Algorithmic Trading using SARIMAX for Bitcoin
Nicolás M. Japas
Berlin, Cohort 2021-01
- Project Description
- Hypotheses / Questions
- Dataset
- Cleaning
- Analysis
- Model Training and Evaluation
- Conclusion
- Future Work
- Workflow
- Organization
- Links
The goal of the project was to reach an MVP for an automated trading platform using bots for buying and selling stocks and cryptocurrencies in real-time. I focused on Bitcoin but the general approach is valid for other instruments after introducing some adaptations. The project will be upscaled in the future. A SARIMAX model was used, and several 'exogenous' variables explored. I built two models, one for 1-hour charts and the other for 1-minute in real-time.
- How to make use of algorithms to predict the price of a stock or cryptocurrency?
- Relevant to anyone interested in trading or investing.
- Which exogenous variables are relevant for bitcoin? Which parameters are well suited for the ARIMA model applied? Does the confidence in the predictions decay over time?
- The data was obtained from several sources. I used two APIs, one for bitcoin (Binance) and another for stocks (Alpha Vantage). I saved everything on .csv files but the code for fetching data is included in the respective modules ('cryptos' and 'stocks'). The code is modularized inside this files. This way, it will be easy to upscale the project to support other financial instruments.
- I also scraped data for Google Trends, Twitter, and others.
To get the data was the main difficulty, as I had to adapt to several limitations. For example alpha vantage API has a limit on the amount of GETs available if the free account is used. The documentation of the Binance API is quite poor, although a wrapper was useful for that. To scrape the data about Twitter, Google and Marketcap of bitcoin I had to look carefully at the source code of the website (bitinfocharts dot com), as it was fairly hidden inside javascript code. After all that, a lot of work dealing with datetime indexes and frequencies (which introduce NaNs in the code when a certain time period is not in the original data).
- Exploratory plotting, check for correlations, scatter, hist and combined plots.
- Feature selection came in this case from BI, and knowing how bitcoin's movements are related with them. The plots and correlations were a confirmation. And the the model provided significant Pearson correlation coefficients in the diagnostics, further suggesting that the selected data was at least to some degree relevant.
- The data was scaled and split. I also used logarithmic transform.
- To get the parameters for the ARIMA model was tricky, it wasn't enough to use the popular AUTO-ARIMA module which provides the apparent better values for p, d and q. It uses the AIC results (I believe), but it took me some trial and error to get better results.
- For the real-time data, a simpler model was used, without exogenous variables. Only the endogenous.
- I was able to generate predictions, both for the test values and for the unknown future (out-of-sample forecast).
- A web-socket was implemented to fetch data in real-time directly from Binance, one of the major exchanges in the world. It streams data straight to the program, which can be analyzed in real-time (see the module binance_web_socket).
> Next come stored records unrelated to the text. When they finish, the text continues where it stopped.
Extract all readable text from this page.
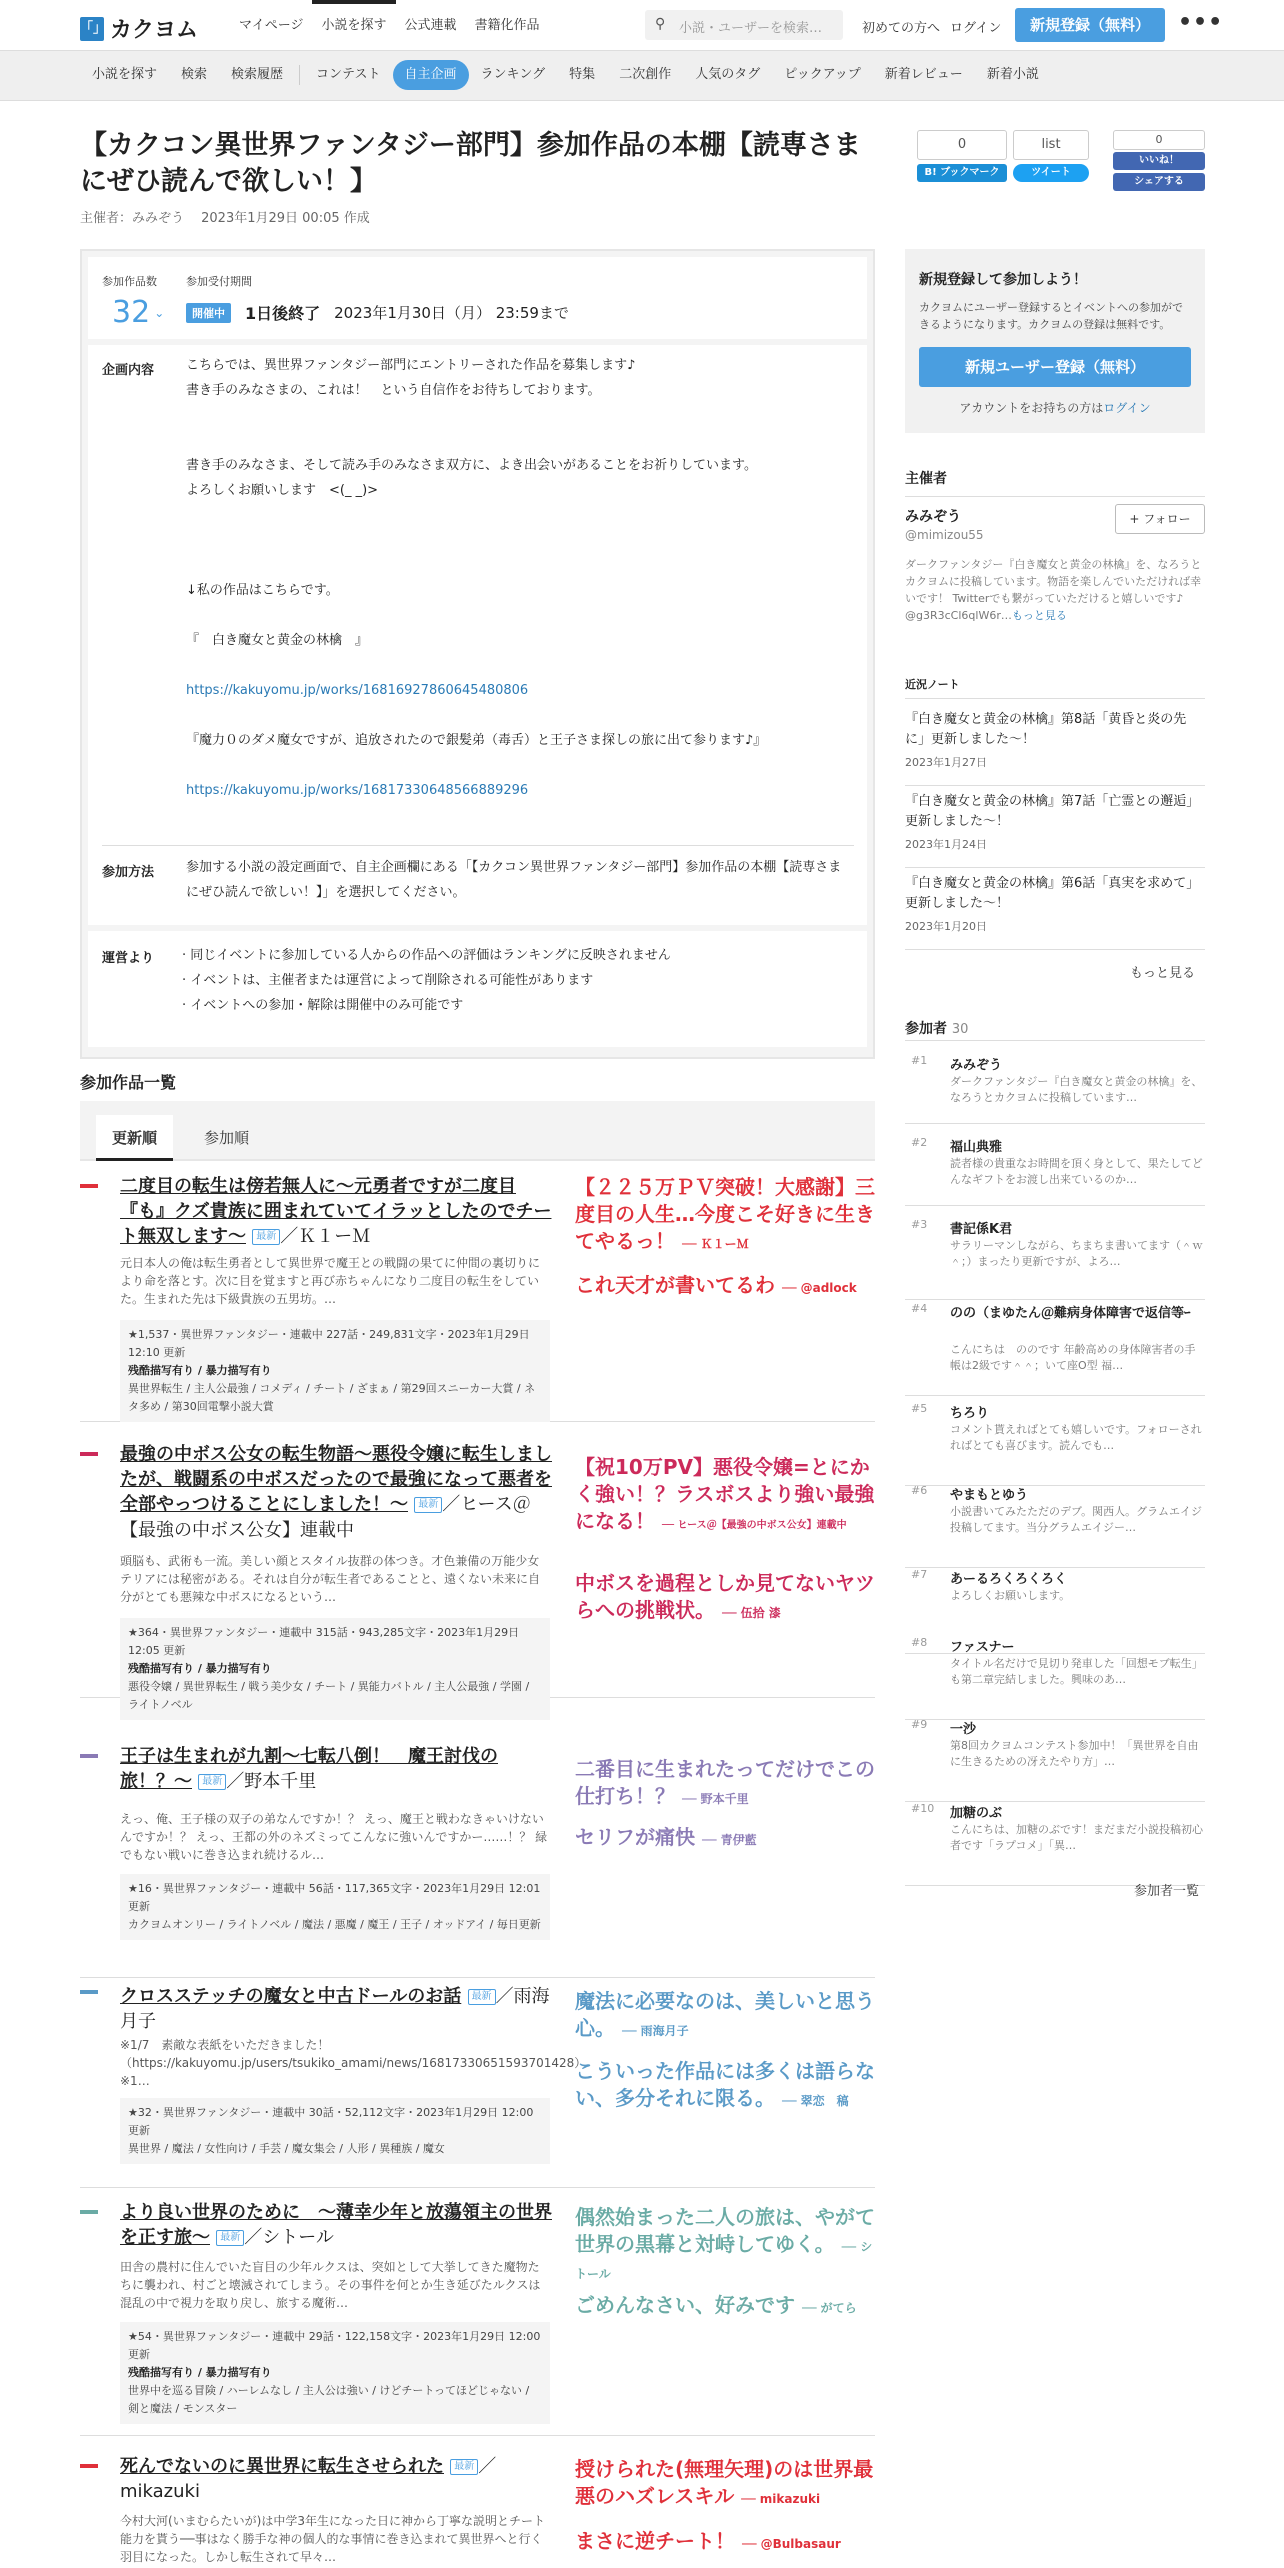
「」 カクヨム	マイページ	小説を探す	公式連載	書籍化作品	⚲ 小説・ユーザーを検索…	初めての方へ ログイン	新規登録（無料）	•••
小説を探す	検索	検索履歴	コンテスト	自主企画	ランキング	特集	二次創作	人気のタグ	ピックアップ	新着レビュー	新着小説
【カクコン異世界ファンタジー部門】参加作品の本棚【読専さまにぜひ読んで欲しい！】
主催者：みみぞう　 2023年1月29日 00:05 作成
0
B! ブックマーク
list
ツイート
0
いいね！
シェアする
参加作品数
32 ⌄
参加受付期間
開催中	1日後終了 2023年1月30日（月） 23:59まで
企画内容 こちらでは、異世界ファンタジー部門にエントリーされた作品を募集します♪
書き手のみなさまの、これは！　という自信作をお待ちしております。
書き手のみなさま、そして読み手のみなさま双方に、よき出会いがあることをお祈りしています。
よろしくお願いします　<(_ _)>
↓私の作品はこちらです。
『　白き魔女と黄金の林檎　』
https://kakuyomu.jp/works/16816927860645480806
『魔力０のダメ魔女ですが、追放されたので銀髪弟（毒舌）と王子さま探しの旅に出て参ります♪』
https://kakuyomu.jp/works/16817330648566889296
参加方法 参加する小説の設定画面で、自主企画欄にある「【カクコン異世界ファンタジー部門】参加作品の本棚【読専さまにぜひ読んで欲しい！】」を選択してください。
運営より · 同じイベントに参加している人からの作品への評価はランキングに反映されません
· イベントは、主催者または運営によって削除される可能性があります
· イベントへの参加・解除は開催中のみ可能です
参加作品一覧
更新順	参加順
二度目の転生は傍若無人に～元勇者ですが二度目『も』クズ貴族に囲まれていてイラッとしたのでチート無双します～ 最新 ／Ｋ１ーＭ
元日本人の俺は転生勇者として異世界で魔王との戦闘の果てに仲間の裏切りにより命を落とす。次に目を覚ますと再び赤ちゃんになり二度目の転生をしていた。生まれた先は下級貴族の五男坊。…
★1,537・異世界ファンタジー・連載中 227話・249,831文字・2023年1月29日 12:10 更新
残酷描写有り / 暴力描写有り
異世界転生 / 主人公最強 / コメディ / チート / ざまぁ / 第29回スニーカー大賞 / ネタ多め / 第30回電撃小説大賞
【２２５万ＰＶ突破！大感謝】三度目の人生…今度こそ好きに生きてやるっ！ ── Ｋ１ーＭ
これ天才が書いてるわ ── @adlock
最強の中ボス公女の転生物語～悪役令嬢に転生しましたが、戦闘系の中ボスだったので最強になって悪者を全部やっつけることにしました！～ 最新 ／ヒース＠【最強の中ボス公女】連載中
頭脳も、武術も一流。美しい顔とスタイル抜群の体つき。才色兼備の万能少女テリアには秘密がある。それは自分が転生者であることと、遠くない未来に自分がとても悪辣な中ボスになるという…
★364・異世界ファンタジー・連載中 315話・943,285文字・2023年1月29日 12:05 更新
残酷描写有り / 暴力描写有り
悪役令嬢 / 異世界転生 / 戦う美少女 / チート / 異能力バトル / 主人公最強 / 学園 / ライトノベル
【祝10万PV】悪役令嬢=とにかく強い！？ラスボスより強い最強になる！ ── ヒース＠【最強の中ボス公女】連載中
中ボスを過程としか見てないヤツらへの挑戦状。 ── 伍拾 漆
王子は生まれが九割〜七転八倒！　魔王討伐の旅！？〜 最新 ／野本千里
えっ、俺、王子様の双子の弟なんですか！？ えっ、魔王と戦わなきゃいけないんですか！？ えっ、王都の外のネズミってこんなに強いんですかー……！？ 緑でもない戦いに巻き込まれ続けるル…
★16・異世界ファンタジー・連載中 56話・117,365文字・2023年1月29日 12:01 更新
カクヨムオンリー / ライトノベル / 魔法 / 悪魔 / 魔王 / 王子 / オッドアイ / 毎日更新
二番目に生まれたってだけでこの仕打ち！？ ── 野本千里
セリフが痛快 ── 青伊藍
クロスステッチの魔女と中古ドールのお話 最新 ／雨海月子
※1/7　素敵な表紙をいただきました！（https://kakuyomu.jp/users/tsukiko_amami/news/16817330651593701428）※1…
★32・異世界ファンタジー・連載中 30話・52,112文字・2023年1月29日 12:00 更新
異世界 / 魔法 / 女性向け / 手芸 / 魔女集会 / 人形 / 異種族 / 魔女
魔法に必要なのは、美しいと思う心。 ── 雨海月子
こういった作品には多くは語らない、多分それに限る。 ── 翠恋　稿
より良い世界のために　～薄幸少年と放蕩領主の世界を正す旅～ 最新 ／シトール
田舎の農村に住んでいた盲目の少年ルクスは、突如として大挙してきた魔物たちに襲われ、村ごと壊滅されてしまう。その事件を何とか生き延びたルクスは混乱の中で視力を取り戻し、旅する魔術…
★54・異世界ファンタジー・連載中 29話・122,158文字・2023年1月29日 12:00 更新
残酷描写有り / 暴力描写有り
世界中を巡る冒険 / ハーレムなし / 主人公は強い / けどチートってほどじゃない / 剣と魔法 / モンスター
偶然始まった二人の旅は、やがて世界の黒幕と対峙してゆく。 ── シトール
ごめんなさい、好みです ── がてら
死んでないのに異世界に転生させられた 最新 ／mikazuki
今村大河(いまむらたいが)は中学3年生になった日に神から丁寧な説明とチート能力を貰う──事はなく勝手な神の個人的な事情に巻き込まれて異世界へと行く羽目になった。しかし転生されて早々…
授けられた(無理矢理)のは世界最悪のハズレスキル ── mikazuki
まさに逆チート！ ── @Bulbasaur
新規登録して参加しよう！
カクヨムにユーザー登録するとイベントへの参加ができるようになります。カクヨムの登録は無料です。
新規ユーザー登録（無料）
アカウントをお持ちの方はログイン
主催者
みみぞう
@mimizou55
+ フォロー
ダークファンタジー『白き魔女と黄金の林檎』を、なろうとカクヨムに投稿しています。物語を楽しんでいただければ幸いです！ Twitterでも繋がっていただけると嬉しいです♪　@g3R3cCl6qlW6r…もっと見る
近況ノート
『白き魔女と黄金の林檎』第8話「黄昏と炎の先に」更新しました～！
2023年1月27日
『白き魔女と黄金の林檎』第7話「亡霊との邂逅」更新しました～！
2023年1月24日
『白き魔女と黄金の林檎』第6話「真実を求めて」更新しました～！
2023年1月20日
もっと見る
参加者 30
#1 みみぞう
ダークファンタジー『白き魔女と黄金の林檎』を、なろうとカクヨムに投稿しています…
#2 福山典雅
読者様の貴重なお時間を頂く身として、果たしてどんなギフトをお渡し出来ているのか…
#3 書記係K君
サラリーマンしながら、ちまちま書いてます（＾ｗ＾；）まったり更新ですが、よろ…
#4 のの（まゆたん＠難病身体障害で返信等ｰ
こんにちは　ののです 年齢高めの身体障害者の手帳は2級です＾＾；いて座O型 福…
#5 ちろり
コメント貰えればとても嬉しいです。フォローされればとても喜びます。読んでも…
#6 やまもとゆう
小説書いてみたただのデブ。関西人。グラムエイジ投稿してます。当分グラムエイジー…
#7 あーるろくろくろく
よろしくお願いします。
#8 ファスナー
タイトル名だけで見切り発車した「回想モブ転生」も第二章完結しました。興味のあ…
#9 一沙
第8回カクヨムコンテスト参加中！「異世界を自由に生きるための冴えたやり方」…
#10 加糖のぶ
こんにちは、加糖のぶです！まだまだ小説投稿初心者です「ラプコメ」「異…
参加者一覧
- The features selected appear to be relevant. The model should be back-tested (not enough time) but appear to be a useful first approximation to an extremely complex problem.
This is going to be a commercial project in the future, deployed on a website where users will be able to create an account, log-in and set-up their bots to trade for them without the need of knowing anything about coding. The real-time fetching of data will be generalized, and more and more stocks and cryptocurrencies will be available.
The connection with Binance API will enable the placement of real trades, automating the process for the user.
All the data which is now loaded from the disk has to be updated (after buffering) in real-time. For price, volume, etc. but also for Twitter, Google Trends, Marketcap, and other valuable data.
Get the data, build the model, plot the results. Iterate. Try more features, compare results. Iterate.
The model provides diagnostics such as:
I also calculated Mean absolute percentage error, Root mean square error, Pearson product-moment correlation coefficients, and others.
But the best indicator would be a back-test, which wasn't able to complete due to time-constraints.
No Trello nor Kanban. Just a lot of work, dedication and passion.
Everything is more or less modularized so there are several notebooks, with 'main' as the one the be run. There are also versions of the notebooks in .py, because they are loaded from main as libraries.
There are several folders with data. The folder 'data' has BTCUSDT (Bitcoin), AMZN (Amazon) and GOOGL (Google) financial data. In 'project_files' are two files with the list of available stocks and cryptocurrencies (for future upscaling). In 'scrape_bitinfocharts' are data files scraped, about Twitter, Google Trends, etc. This structure will be improved later.
There is also a 'presentation' folder with the power point used for my presentation.